I wish I had gotten to know Grandpa Ray, but he died of a heart attack while on vacation in Orlando with grandma when I was still a baby, only a few years before that morning in the kitchen.  I share his name, though (my middle name), and take great pride in that.  I take comfort in knowing that at some point in my life he held me and looked at me and was proud of the little baby I was.  I can still almost remember how it felt sometimes.
            In all that time, grandma never saw in my dad what Grandpa Ray had seen.  She was cordial, but never got too close.  She knew all about my dad, as my mom always talked to her on the phone, and I am sure told her all about all his things, or mistakes he may have made.  And like us all he made one or two.  I guess she just thought my mom could’ve chosen more carefully.  People are always slow to come around. 

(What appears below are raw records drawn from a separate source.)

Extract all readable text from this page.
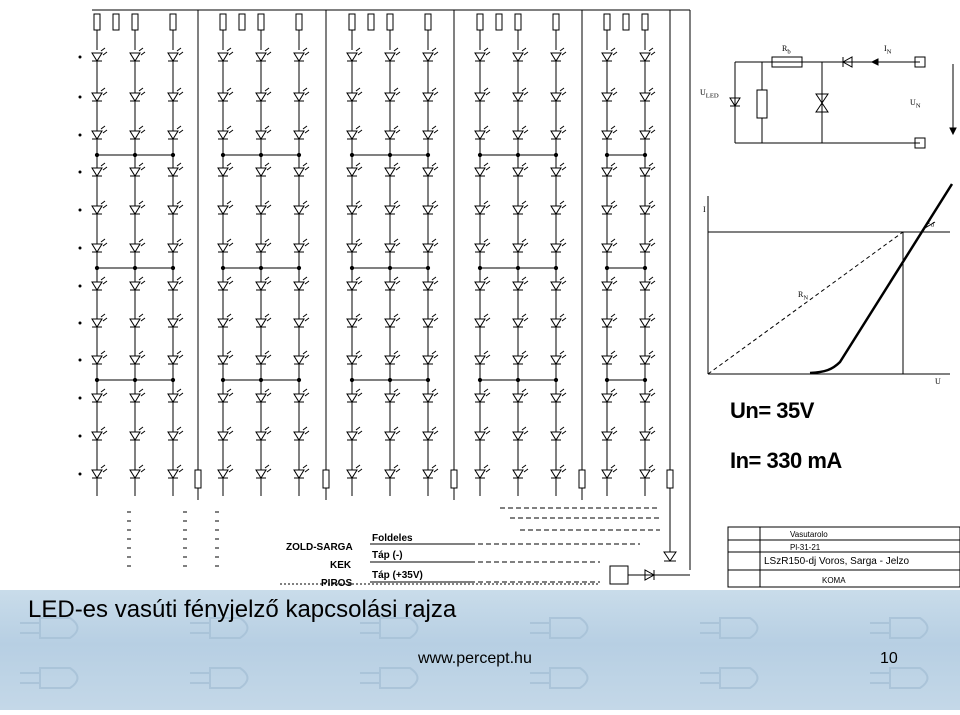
Un= 35V
In= 330 mA
I
U
$r_d$
$R_N$
$R_b$	$I_N$
$U_{LED}$
$U_N$
Foldeles
Táp (-)
Táp (+35V)
ZOLD-SARGA
KEK
PIROS
Vasutarolo
Pl-31-21
LSzR150-dj Voros, Sarga - Jelzo
KOMA
LED-es vasúti fényjelző kapcsolási rajza
www.percept.hu	10
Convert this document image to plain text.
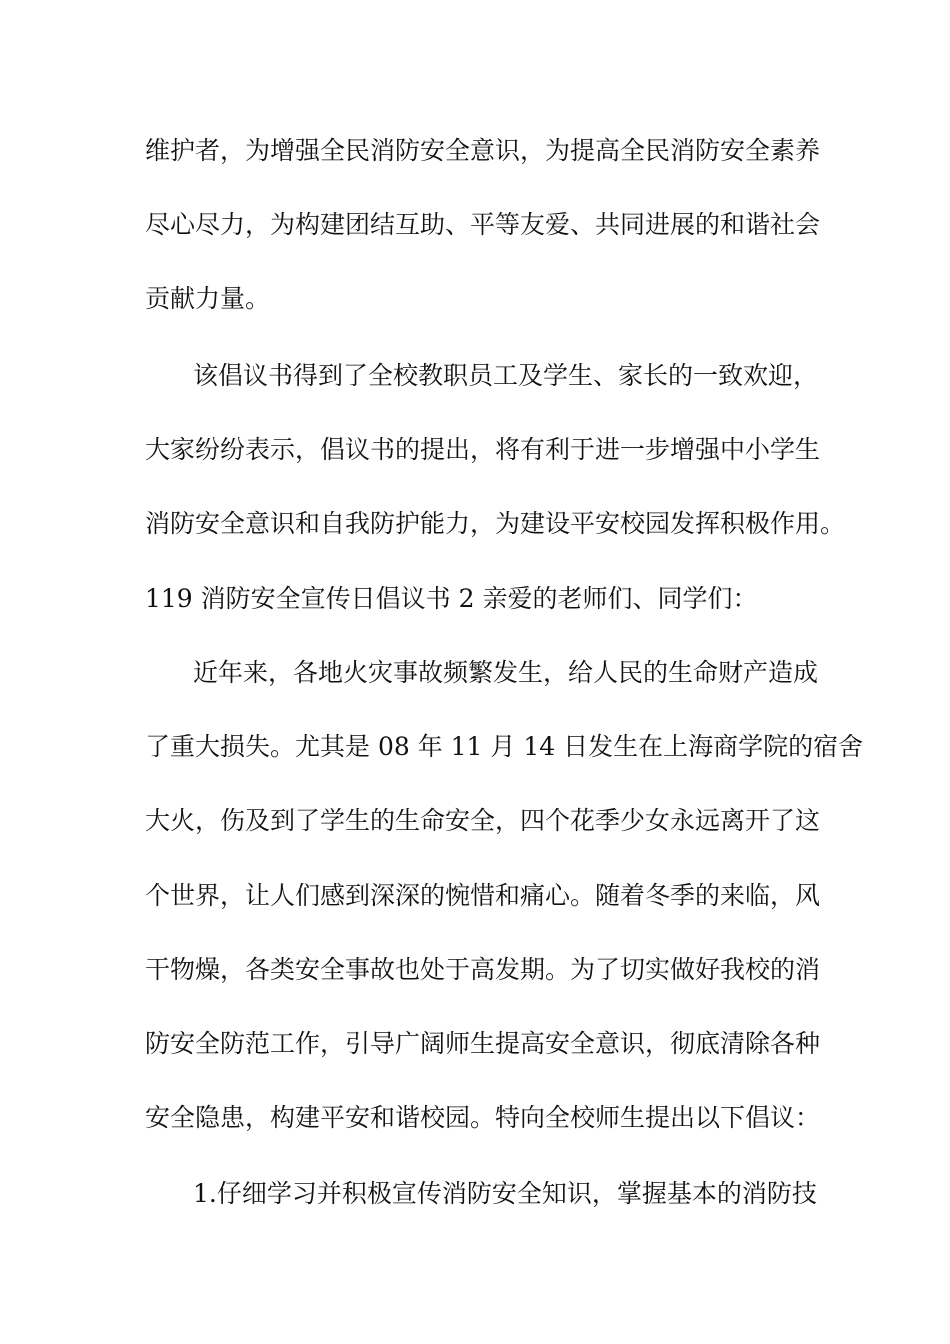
维护者，为增强全民消防安全意识，为提高全民消防安全素养
尽心尽力，为构建团结互助、平等友爱、共同进展的和谐社会
贡献力量。
该倡议书得到了全校教职员工及学生、家长的一致欢迎，
大家纷纷表示，倡议书的提出，将有利于进一步增强中小学生
消防安全意识和自我防护能力，为建设平安校园发挥积极作用。
119 消防安全宣传日倡议书 2 亲爱的老师们、同学们：
近年来，各地火灾事故频繁发生，给人民的生命财产造成
了重大损失。尤其是 08 年 11 月 14 日发生在上海商学院的宿舍
大火，伤及到了学生的生命安全，四个花季少女永远离开了这
个世界，让人们感到深深的惋惜和痛心。随着冬季的来临，风
干物燥，各类安全事故也处于高发期。为了切实做好我校的消
防安全防范工作，引导广阔师生提高安全意识，彻底清除各种
安全隐患，构建平安和谐校园。特向全校师生提出以下倡议：
1.仔细学习并积极宣传消防安全知识，掌握基本的消防技
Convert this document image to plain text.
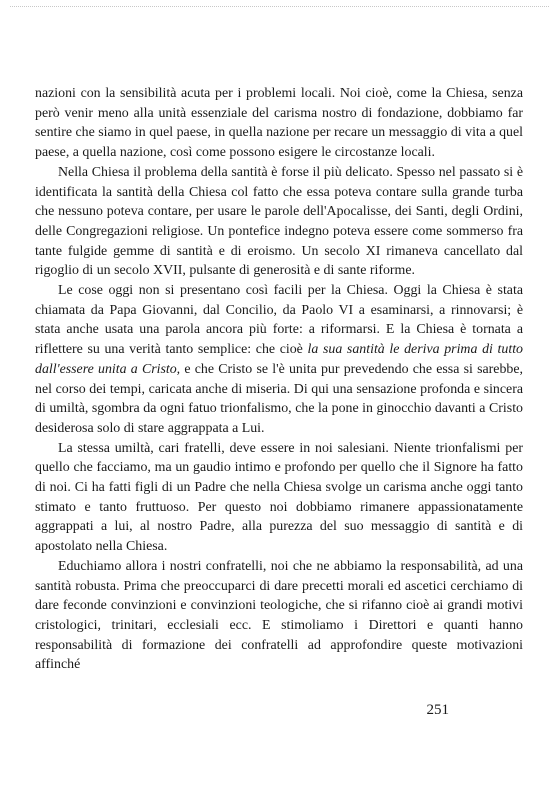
nazioni con la sensibilità acuta per i problemi locali. Noi cioè, come la Chiesa, senza però venir meno alla unità essenziale del carisma nostro di fondazione, dobbiamo far sentire che siamo in quel paese, in quella nazione per recare un messaggio di vita a quel paese, a quella nazione, così come possono esigere le circostanze locali.

Nella Chiesa il problema della santità è forse il più delicato. Spesso nel passato si è identificata la santità della Chiesa col fatto che essa poteva contare sulla grande turba che nessuno poteva contare, per usare le parole dell'Apocalisse, dei Santi, degli Ordini, delle Congregazioni religiose. Un pontefice indegno poteva essere come sommerso fra tante fulgide gemme di santità e di eroismo. Un secolo XI rimaneva cancellato dal rigoglio di un secolo XVII, pulsante di generosità e di sante riforme.

Le cose oggi non si presentano così facili per la Chiesa. Oggi la Chiesa è stata chiamata da Papa Giovanni, dal Concilio, da Paolo VI a esaminarsi, a rinnovarsi; è stata anche usata una parola ancora più forte: a riformarsi. E la Chiesa è tornata a riflettere su una verità tanto semplice: che cioè la sua santità le deriva prima di tutto dall'essere unita a Cristo, e che Cristo se l'è unita pur prevedendo che essa si sarebbe, nel corso dei tempi, caricata anche di miseria. Di qui una sensazione profonda e sincera di umiltà, sgombra da ogni fatuo trionfalismo, che la pone in ginocchio davanti a Cristo desiderosa solo di stare aggrappata a Lui.

La stessa umiltà, cari fratelli, deve essere in noi salesiani. Niente trionfalismi per quello che facciamo, ma un gaudio intimo e profondo per quello che il Signore ha fatto di noi. Ci ha fatti figli di un Padre che nella Chiesa svolge un carisma anche oggi tanto stimato e tanto fruttuoso. Per questo noi dobbiamo rimanere appassionatamente aggrappati a lui, al nostro Padre, alla purezza del suo messaggio di santità e di apostolato nella Chiesa.

Educhiamo allora i nostri confratelli, noi che ne abbiamo la responsabilità, ad una santità robusta. Prima che preoccuparci di dare precetti morali ed ascetici cerchiamo di dare feconde convinzioni e convinzioni teologiche, che si rifanno cioè ai grandi motivi cristologici, trinitari, ecclesiali ecc. E stimoliamo i Direttori e quanti hanno responsabilità di formazione dei confratelli ad approfondire queste motivazioni affinché

251
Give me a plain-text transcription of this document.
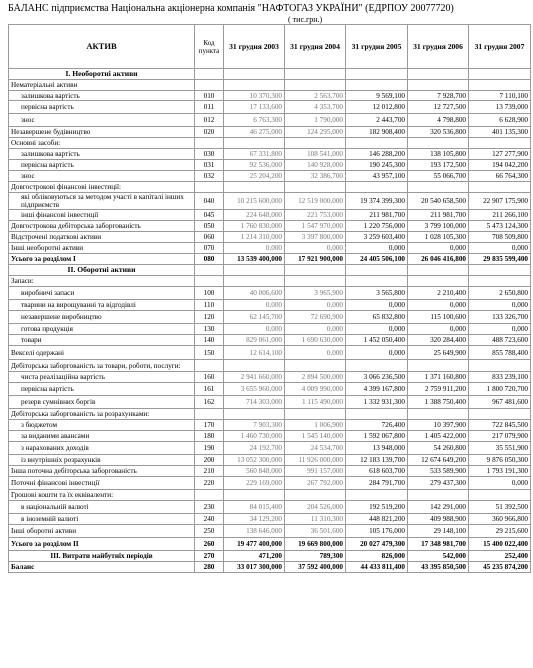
БАЛАНС підприємства Національна акціонерна компанія "НАФТОГАЗ УКРАЇНИ" (ЕДРПОУ 20077720)
( тис.грн.)
АКТИВ	Код пункта	31 грудня 2003	31 грудня 2004	31 грудня 2005	31 грудня 2006	31 грудня 2007
I. Необоротні активи						
Нематеріальні активи						
залишкова вартість	010	10 370,300	2 563,700	9 569,100	7 928,700	7 110,100
первісна вартість	011	17 133,600	4 353,700	12 012,800	12 727,500	13 739,000
знос	012	6 763,300	1 790,000	2 443,700	4 798,800	6 628,900
Незавершене будівництво	020	46 275,000	124 295,000	182 908,400	320 536,800	401 135,300
Основні засоби:						
залишкова вартість	030	67 331,800	108 541,000	146 288,200	138 105,800	127 277,900
первісна вартість	031	92 536,000	140 928,000	190 245,300	193 172,500	194 042,200
знос	032	25 204,200	32 386,700	43 957,100	55 066,700	66 764,300
Довгострокові фінансові інвестиції:						
які обліковуються за методом участі в капіталі інших підприємств	040	10 215 600,000	12 519 000,000	19 374 399,300	20 540 658,500	22 907 175,900
інші фінансові інвестиції	045	224 648,000	221 753,000	211 981,700	211 981,700	211 266,100
Довгострокова дебіторська заборгованість	050	1 760 830,000	1 547 970,000	1 220 756,000	3 799 100,000	5 473 124,300
Відстрочені податкові активи	060	1 214 310,000	3 397 800,000	3 259 603,400	1 028 105,300	708 509,800
Інші необоротні активи	070	0,000	0,000	0,000	0,000	0,000
Усього за розділом I	080	13 539 400,000	17 921 900,000	24 405 506,100	26 046 416,800	29 835 599,400
II. Оборотні активи						
Запаси:						
виробничі запаси	100	40 006,600	3 965,900	3 565,800	2 210,400	2 650,800
тварини на вирощуванні та відгодівлі	110	0,000	0,000	0,000	0,000	0,000
незавершене виробництво	120	62 145,700	72 690,900	65 832,800	115 100,600	133 326,700
готова продукція	130	0,000	0,000	0,000	0,000	0,000
товари	140	829 061,000	1 690 630,000	1 452 050,400	320 284,400	488 723,600
Векселі одержані	150	12 614,100	0,000	0,000	25 649,900	855 788,400
Дебіторська заборгованість за товари, роботи, послуги:						
чиста реалізаційна вартість	160	2 941 660,000	2 894 500,000	3 066 236,500	1 371 160,800	833 239,100
первісна вартість	161	3 655 960,000	4 009 990,000	4 399 167,800	2 759 911,200	1 800 720,700
резерв сумнівних боргів	162	714 303,000	1 115 490,000	1 332 931,300	1 388 750,400	967 481,600
Дебіторська заборгованість за розрахунками:						
з бюджетом	170	7 903,300	1 006,900	726,400	10 397,900	722 845,500
за виданими авансами	180	1 460 730,000	1 545 140,000	1 592 067,800	1 405 422,000	217 079,900
з нарахованих доходів	190	24 192,700	24 534,700	13 948,000	54 260,800	35 551,900
із внутрішніх розрахунків	200	13 052 300,000	11 926 000,000	12 183 139,700	12 674 649,200	9 876 050,300
Інша поточна дебіторська заборгованість	210	560 848,000	991 157,000	618 603,700	533 589,900	1 793 191,300
Поточні фінансові інвестиції	220	229 169,000	267 792,000	284 791,700	279 437,300	0,000
Грошові кошти та їх еквіваленти:						
в національній валюті	230	84 015,400	204 526,000	192 519,200	142 291,000	51 392,500
в іноземній валюті	240	34 129,200	11 310,300	448 821,200	409 988,900	360 966,800
Інші оборотні активи	250	138 646,000	36 501,600	105 176,000	29 148,100	29 215,600
Усього за розділом II	260	19 477 400,000	19 669 800,000	20 027 479,300	17 348 981,700	15 400 022,400
III. Витрати майбутніх періодів	270	471,200	789,300	826,000	542,000	252,400
Баланс	280	33 017 300,000	37 592 400,000	44 433 811,400	43 395 850,500	45 235 874,200
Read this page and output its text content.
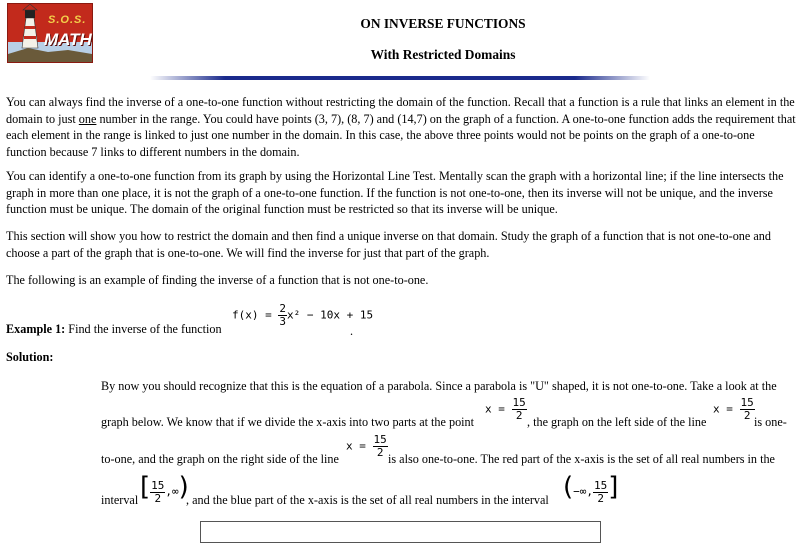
S.O.S.
MATH
ON INVERSE FUNCTIONS
With Restricted Domains

You can always find the inverse of a one-to-one function without restricting the domain of the function. Recall that a function is a rule that links an element in the domain to just one number in the range. You could have points (3, 7), (8, 7) and (14,7) on the graph of a function. A one-to-one function adds the requirement that each element in the range is linked to just one number in the domain. In this case, the above three points would not be points on the graph of a one-to-one function because 7 links to different numbers in the domain.

You can identify a one-to-one function from its graph by using the Horizontal Line Test. Mentally scan the graph with a horizontal line; if the line intersects the graph in more than one place, it is not the graph of a one-to-one function. If the function is not one-to-one, then its inverse will not be unique, and the inverse function must be unique. The domain of the original function must be restricted so that its inverse will be unique.

This section will show you how to restrict the domain and then find a unique inverse on that domain. Study the graph of a function that is not one-to-one and choose a part of the graph that is one-to-one. We will find the inverse for just that part of the graph.

The following is an example of finding the inverse of a function that is not one-to-one.

Example 1: Find the inverse of the function
$f(x) = \frac{2}{3} x^2 - 10x + 15$
.
Solution:
By now you should recognize that this is the equation of a parabola. Since a parabola is "U" shaped, it is not one-to-one. Take a look at the
graph below. We know that if we divide the x-axis into two parts at the point
$x = \frac{15}{2}$ , the graph on the left side of the line
$x = \frac{15}{2}$ is one-
to-one, and the graph on the right side of the line
$x = \frac{15}{2}$ is also one-to-one. The red part of the x-axis is the set of all real numbers in the
interval [ $\frac{15}{2}$ ,∞)
, and the blue part of the x-axis is the set of all real numbers in the interval (−∞, $\frac{15}{2}$ ]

But in the end she did.  Dad was often by her side as she lay dying of kidney failure years later.  She had forgiven him in the end. 
My dad was dedicated to his family and his work from the start.  He didn’t want the hard life his dad had lived, and knew that medicine was his out.  Beside he was damn good at it, and loved it.  He loved his family, too and would do well by them.
In spite of dad and grandmas relationship, she loved my two brothers, my sister, and me.  She was always quick to spoil us when we came out to visit her in California.  We always had a good time on those trips.  This trip had been fun too, and now grandma smiled at me sitting next to mom as I ate my cereal and we made the final preparations for our trip.
We could have never known what the coming hours had in store for us.